Una vez, alguien me preguntó, de muy malas maneras, que para cuándo me iba a dejar de tonterías y “poesías” e iba a sacar algún libro “normal”, de esos que se entienden, y tienen trama, argumento, personajes y “engancha”. Y bueno, lo de enganchar… la buena Poesía no solo engancha, crea adicción, quien probó buen material lo sabe.
Ya ven que hay gente para todo, e igual que los detractores que no soportan el verso, está el caso contrario, mucho más peligroso y destructivo: los poetas que lo son “por cojones”, aunque no lean, ni compren en su vida un buen (ni un mal) poemario, ni contribuyan para nada, a nada. Sí. Son aquellos que han probado suerte en el toreo, en el arte de la plastilina creativa, en el karaoke, en el punto de cruz sin dedal, no han conseguido la ansiada gloria en ninguna de las disciplinas, y buscan el protagonismo como versificadores, habiendo descubierto (oh, maldición) las bondades traicioneras del verso libre (que no libertino).

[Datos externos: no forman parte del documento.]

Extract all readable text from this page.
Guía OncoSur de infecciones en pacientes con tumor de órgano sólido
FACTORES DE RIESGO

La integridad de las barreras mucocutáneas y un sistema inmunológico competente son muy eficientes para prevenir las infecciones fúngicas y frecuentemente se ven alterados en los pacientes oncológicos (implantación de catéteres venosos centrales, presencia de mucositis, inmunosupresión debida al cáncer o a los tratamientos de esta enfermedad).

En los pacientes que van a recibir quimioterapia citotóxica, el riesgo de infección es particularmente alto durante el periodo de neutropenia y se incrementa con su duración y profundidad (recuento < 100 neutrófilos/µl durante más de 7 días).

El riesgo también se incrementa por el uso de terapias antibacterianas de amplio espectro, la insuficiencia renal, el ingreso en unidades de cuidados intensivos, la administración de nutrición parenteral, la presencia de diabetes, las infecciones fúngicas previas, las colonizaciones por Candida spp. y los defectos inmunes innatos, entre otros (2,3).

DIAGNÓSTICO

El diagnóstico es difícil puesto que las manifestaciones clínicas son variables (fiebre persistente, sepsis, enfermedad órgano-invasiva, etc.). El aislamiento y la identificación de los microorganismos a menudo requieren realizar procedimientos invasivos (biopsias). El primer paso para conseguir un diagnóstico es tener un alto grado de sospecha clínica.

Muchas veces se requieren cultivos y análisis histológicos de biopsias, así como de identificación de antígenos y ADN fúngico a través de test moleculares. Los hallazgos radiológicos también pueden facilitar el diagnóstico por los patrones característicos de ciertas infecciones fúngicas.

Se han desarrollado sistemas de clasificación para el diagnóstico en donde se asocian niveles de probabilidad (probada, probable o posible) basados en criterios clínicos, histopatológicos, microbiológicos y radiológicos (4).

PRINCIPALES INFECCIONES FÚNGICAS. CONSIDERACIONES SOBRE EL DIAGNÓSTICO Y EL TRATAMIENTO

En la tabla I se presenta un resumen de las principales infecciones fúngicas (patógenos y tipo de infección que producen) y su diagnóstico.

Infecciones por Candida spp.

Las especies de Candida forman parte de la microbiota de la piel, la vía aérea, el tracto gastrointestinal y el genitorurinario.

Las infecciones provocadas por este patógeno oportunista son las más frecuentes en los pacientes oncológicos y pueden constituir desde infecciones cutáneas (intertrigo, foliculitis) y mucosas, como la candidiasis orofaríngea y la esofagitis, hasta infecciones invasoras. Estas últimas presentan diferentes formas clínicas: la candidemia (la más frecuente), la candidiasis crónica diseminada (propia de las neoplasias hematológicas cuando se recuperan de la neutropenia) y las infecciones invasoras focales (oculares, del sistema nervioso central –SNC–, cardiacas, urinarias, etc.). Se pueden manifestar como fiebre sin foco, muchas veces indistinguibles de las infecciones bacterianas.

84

No me refiero a los poetas (que lo son) que acuden para aprender, para perfeccionar su devoción con pasión, para compartir letras y mimarlas con sumo gusto, como en el caso delicioso de la Escuelita de las Palabras o los amigos del Colectivo de Letras Libres o la Asociación Argónida (seguro se me olvidan muchos aglutinadores de verdaderos amantes respetuosos del género). No me refiero a aquellos que sí saben cuánto cuesta (nunca en euros, porque ese es otro tema) construir un poema. El esfuerzo que supone dar forma a una idea, trasladándola a versos bien estructurados, teniendo en cuenta la técnica, la métrica, la alquimia que hace posible que surja, y no es magia, la chispa de la Poesía.
No es fácil. Ni siquiera aquellos versos que destilan cotidianidad, sencillez, han surgido en un momento. La gestación tiene su tiempo. Y ese tiempo de recogimiento, de concentración, ha de respetarse. Y ni siquiera con todos los ingredientes, y su justa dosis de talento, está garantizado un resultado que de verdad pueda llegar a categoría de Poesía. En palabras de Nicanor Parra:
“El deber del poeta
consiste en superar la página en blanco.
Dudo que eso sea posible”.
Y reflexiono sobre esto (lo hago a menudo) después de una apasionante charla ayer con un buen amigo, editor, escritor y currante temerario de las palabras, a propósito de recitales que organiza, lecturas varias, saraos diversos, donde siempre se encuentra con el mismo problema: los espontáneos que, en un cartel ya configurado, pretenden salir y epatar al personal con sus “poesías”, porque también tienen derecho a leerle a los mortales sus magníficas creaciones.
Mosquea que esto ocurra con frecuencia en los recitales, y que, por ejemplo, en conciertos de la índole que sea, no suban en tropel cantantes, baterías y guitarristas porque ellos “también saben y también son artistas”. Sería raro, ¿verdad?
¿Por qué no infunde el mismo respeto un poeta con todo su esfuerzo, bagaje y sufrimiento, y que además, no suele cobrar (más agravio aún) por su trabajo, que cualquier vocalista de orquesta de pueblo? Es un misterio. Y a lo mejor la culpa de todo este follón, y también la solución, está en nosotros, y en nuestra autoestima.
La cuestión es que últimamente, siempre que me preguntan si soy poeta, y con sumo pudor, rubor y duda, termino afirmando que sí, que es posible, que a lo mejor es cierto, que vale, que lo soy, obtengo por respuesta un automático “yo también”, aunque el susodicho o susodicha, no tenga ni idea de a qué se refiere en realidad. Pero queda “guay”, ¿no? DIARIO Bahía de Cádiz Rosario Troncoso
Es usted una polemista.
Absolutamente por supuesto, del todo. 😉 (pero menos de lo que me gustaría, soy cobarde).